Tianjin Western Architecture and Xiangsheng Culture
Tianjin and Beijing are only half an hour apart by high-speed rail, but their temperaments are worlds apart. Beijingers talk politics; Tianjiners talk punchlines.
A ten-minute walk from Tianjin Station brought me to the Five Great Avenues. This area is home to over two thousand garden villas built in the 1920s and 1930s — English, French, German, Italian, Spanish styles… It's less a neighborhood and more an open-air museum of world architecture. I rented a bicycle and rode slowly, stopping to study the plaques whenever a particularly beautiful villa caught my eye — this one housed a Northern Warlord, that one sheltered a patriotic activist. The afternoon sun filtered through the leaves of plane trees onto Machang Avenue; the whole street lay quiet, broken only by the occasional jingle of horse-drawn carriage bells.
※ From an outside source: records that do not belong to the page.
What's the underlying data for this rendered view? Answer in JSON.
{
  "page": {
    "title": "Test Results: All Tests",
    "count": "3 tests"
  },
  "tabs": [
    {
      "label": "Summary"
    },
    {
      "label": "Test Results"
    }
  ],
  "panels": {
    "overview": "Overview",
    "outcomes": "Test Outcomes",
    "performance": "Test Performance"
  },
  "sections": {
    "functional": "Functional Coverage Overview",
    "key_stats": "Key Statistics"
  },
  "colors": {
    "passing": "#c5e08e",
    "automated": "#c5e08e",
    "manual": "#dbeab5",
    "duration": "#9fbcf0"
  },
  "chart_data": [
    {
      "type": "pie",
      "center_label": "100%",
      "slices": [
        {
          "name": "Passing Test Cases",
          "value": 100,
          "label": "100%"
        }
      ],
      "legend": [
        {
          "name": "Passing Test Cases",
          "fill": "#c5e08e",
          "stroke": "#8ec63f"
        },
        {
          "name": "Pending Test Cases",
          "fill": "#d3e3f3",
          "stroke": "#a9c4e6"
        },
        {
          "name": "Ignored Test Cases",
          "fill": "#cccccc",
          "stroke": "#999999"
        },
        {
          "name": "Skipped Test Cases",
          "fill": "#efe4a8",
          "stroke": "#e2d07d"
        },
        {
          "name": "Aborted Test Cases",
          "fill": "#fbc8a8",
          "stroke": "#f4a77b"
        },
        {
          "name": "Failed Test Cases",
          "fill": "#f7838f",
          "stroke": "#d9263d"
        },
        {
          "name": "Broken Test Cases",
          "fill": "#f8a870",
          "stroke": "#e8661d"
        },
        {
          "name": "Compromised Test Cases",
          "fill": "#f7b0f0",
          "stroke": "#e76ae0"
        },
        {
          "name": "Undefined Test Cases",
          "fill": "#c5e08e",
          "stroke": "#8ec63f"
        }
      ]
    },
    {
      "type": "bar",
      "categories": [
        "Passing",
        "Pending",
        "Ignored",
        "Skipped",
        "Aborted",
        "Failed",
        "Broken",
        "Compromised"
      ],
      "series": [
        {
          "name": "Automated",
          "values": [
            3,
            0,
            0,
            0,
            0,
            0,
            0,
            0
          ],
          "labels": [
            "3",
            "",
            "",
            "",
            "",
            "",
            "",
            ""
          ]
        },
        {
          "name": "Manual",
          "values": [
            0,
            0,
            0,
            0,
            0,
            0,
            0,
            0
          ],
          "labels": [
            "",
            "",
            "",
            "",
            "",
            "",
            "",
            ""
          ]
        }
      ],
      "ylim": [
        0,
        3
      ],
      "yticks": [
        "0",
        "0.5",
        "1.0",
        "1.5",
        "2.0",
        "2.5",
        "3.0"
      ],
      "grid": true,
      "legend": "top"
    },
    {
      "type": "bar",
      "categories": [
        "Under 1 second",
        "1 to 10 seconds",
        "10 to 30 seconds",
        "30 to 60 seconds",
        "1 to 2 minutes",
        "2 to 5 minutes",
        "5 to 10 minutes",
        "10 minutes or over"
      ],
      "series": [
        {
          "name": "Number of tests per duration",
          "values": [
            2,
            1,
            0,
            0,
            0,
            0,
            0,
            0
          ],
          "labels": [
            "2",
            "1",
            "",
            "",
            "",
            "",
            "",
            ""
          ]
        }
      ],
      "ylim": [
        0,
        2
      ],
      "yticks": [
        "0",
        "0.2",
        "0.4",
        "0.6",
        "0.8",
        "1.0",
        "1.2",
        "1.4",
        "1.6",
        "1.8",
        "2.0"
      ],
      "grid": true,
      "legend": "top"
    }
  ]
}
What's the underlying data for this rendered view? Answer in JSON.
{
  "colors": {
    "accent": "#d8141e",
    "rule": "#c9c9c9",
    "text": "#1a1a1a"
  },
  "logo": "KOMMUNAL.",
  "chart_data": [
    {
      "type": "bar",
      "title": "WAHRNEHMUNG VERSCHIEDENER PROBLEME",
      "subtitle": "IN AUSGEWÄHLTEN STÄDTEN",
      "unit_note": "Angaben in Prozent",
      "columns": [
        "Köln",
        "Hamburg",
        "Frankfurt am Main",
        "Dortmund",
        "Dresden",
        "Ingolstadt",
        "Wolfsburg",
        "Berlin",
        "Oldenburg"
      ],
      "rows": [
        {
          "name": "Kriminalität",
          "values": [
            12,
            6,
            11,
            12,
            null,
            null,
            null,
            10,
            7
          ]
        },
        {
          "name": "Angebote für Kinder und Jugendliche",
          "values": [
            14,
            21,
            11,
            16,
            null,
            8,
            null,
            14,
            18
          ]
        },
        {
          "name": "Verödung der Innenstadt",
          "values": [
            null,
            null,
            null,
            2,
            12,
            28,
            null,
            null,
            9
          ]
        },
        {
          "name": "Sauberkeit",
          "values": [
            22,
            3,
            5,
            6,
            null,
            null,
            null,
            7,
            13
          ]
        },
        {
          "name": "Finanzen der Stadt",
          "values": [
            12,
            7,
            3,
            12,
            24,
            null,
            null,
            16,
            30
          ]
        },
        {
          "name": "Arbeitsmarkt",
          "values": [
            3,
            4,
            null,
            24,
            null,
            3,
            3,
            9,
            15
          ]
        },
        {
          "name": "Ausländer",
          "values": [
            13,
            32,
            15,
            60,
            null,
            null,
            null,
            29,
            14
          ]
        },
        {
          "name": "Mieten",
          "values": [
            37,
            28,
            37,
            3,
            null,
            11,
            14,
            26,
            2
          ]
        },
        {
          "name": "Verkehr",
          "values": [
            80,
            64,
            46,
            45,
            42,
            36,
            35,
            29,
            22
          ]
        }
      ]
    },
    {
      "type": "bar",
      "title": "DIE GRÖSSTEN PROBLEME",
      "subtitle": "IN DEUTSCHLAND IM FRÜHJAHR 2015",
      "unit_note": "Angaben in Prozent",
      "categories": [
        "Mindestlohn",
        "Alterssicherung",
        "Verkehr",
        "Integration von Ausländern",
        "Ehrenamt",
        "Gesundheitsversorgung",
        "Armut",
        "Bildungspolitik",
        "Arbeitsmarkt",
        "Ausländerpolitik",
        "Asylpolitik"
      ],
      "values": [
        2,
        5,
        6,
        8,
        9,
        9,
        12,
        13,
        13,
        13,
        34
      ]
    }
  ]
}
From the Five Great Avenues, I headed to the Ancient Culture Street. The scene shifted completely — red lanterns everywhere, Yangliuqing New Year paintings, the signs of Clay Figurine Zhang, the sweet fragrance of fried ear-hole cakes wafting through the air. I slipped into a xiangsheng teahouse, ordered a pot of jasmine tea and two plates of sunflower seeds. On stage, two performers — one fat, one thin — were performing "Stripping the Riding Jacket." The punchlines came one after another, and the sounds of cracking seeds and laughter rose and fell in waves below. An old man at the next table, clearly a regular, slapped his thigh at a particularly good bit and shouted, "Hǎo huór!" — "Nice work!"

For dinner, I went to the Go Believe (Goubuli) flagship restaurant. To be honest, not many Tianjin locals eat at Goubuli anymore, but for a tourist like me, the name "Goubuli" itself was a ritual.
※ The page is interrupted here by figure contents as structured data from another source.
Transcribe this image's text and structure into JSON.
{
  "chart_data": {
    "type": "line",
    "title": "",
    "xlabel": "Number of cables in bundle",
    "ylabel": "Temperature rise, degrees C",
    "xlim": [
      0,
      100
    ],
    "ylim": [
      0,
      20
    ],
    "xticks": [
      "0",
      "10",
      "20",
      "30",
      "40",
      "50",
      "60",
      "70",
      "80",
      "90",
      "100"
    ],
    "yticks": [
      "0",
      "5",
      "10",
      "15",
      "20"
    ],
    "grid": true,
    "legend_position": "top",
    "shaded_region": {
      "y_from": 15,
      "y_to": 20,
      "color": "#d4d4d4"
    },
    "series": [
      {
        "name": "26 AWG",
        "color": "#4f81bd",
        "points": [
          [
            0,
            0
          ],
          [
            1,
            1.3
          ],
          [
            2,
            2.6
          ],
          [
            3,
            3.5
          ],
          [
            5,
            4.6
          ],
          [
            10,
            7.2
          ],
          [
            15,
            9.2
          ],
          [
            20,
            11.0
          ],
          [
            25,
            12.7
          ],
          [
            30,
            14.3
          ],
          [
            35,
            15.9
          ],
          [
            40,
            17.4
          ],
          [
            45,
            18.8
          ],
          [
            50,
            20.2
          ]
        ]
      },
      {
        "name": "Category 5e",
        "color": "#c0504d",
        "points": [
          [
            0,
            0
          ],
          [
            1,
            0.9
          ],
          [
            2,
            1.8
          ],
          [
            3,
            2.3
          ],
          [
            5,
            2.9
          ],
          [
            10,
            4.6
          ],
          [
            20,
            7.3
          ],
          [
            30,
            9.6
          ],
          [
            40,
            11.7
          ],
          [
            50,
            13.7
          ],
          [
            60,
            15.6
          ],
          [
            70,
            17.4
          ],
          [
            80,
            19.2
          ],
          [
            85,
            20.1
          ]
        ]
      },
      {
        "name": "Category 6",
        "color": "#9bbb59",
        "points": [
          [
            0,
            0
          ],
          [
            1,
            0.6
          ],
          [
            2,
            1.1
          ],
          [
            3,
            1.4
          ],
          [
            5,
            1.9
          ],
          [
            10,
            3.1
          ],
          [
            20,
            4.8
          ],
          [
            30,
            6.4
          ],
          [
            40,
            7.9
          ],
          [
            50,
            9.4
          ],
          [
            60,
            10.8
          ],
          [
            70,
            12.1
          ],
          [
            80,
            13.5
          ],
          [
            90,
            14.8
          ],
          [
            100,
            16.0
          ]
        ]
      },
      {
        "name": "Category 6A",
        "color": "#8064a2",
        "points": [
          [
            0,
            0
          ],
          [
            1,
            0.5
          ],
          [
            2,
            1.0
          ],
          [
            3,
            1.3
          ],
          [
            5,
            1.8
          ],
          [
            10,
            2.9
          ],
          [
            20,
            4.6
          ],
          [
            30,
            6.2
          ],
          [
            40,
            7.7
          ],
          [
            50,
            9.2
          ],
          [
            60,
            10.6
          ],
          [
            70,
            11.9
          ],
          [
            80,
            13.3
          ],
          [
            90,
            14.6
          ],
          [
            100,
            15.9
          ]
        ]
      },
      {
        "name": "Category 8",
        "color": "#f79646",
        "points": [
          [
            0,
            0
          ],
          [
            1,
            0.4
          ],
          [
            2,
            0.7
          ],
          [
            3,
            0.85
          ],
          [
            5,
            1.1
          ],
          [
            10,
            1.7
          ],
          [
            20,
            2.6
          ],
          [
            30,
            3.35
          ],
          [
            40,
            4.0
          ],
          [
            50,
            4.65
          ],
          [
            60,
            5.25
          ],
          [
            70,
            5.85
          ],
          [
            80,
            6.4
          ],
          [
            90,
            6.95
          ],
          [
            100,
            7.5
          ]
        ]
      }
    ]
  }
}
I ordered a basket of the traditional pork buns — sixteen pleats, crisp and clear. Biting into one, the dough was soft and fluffy, and the filling carried a rich aroma of soy sauce, ginger, and scallions. It wasn't life-changing, but it was definitely more refined than your average steamed bun.

As I was leaving Tianjin, the high-speed rail station announcement was delivered in the Tianjin dialect — "Qǐng lǚkèmenr zhùyì le." I couldn't help laughing. In this city, even the public announcements do stand-up comedy.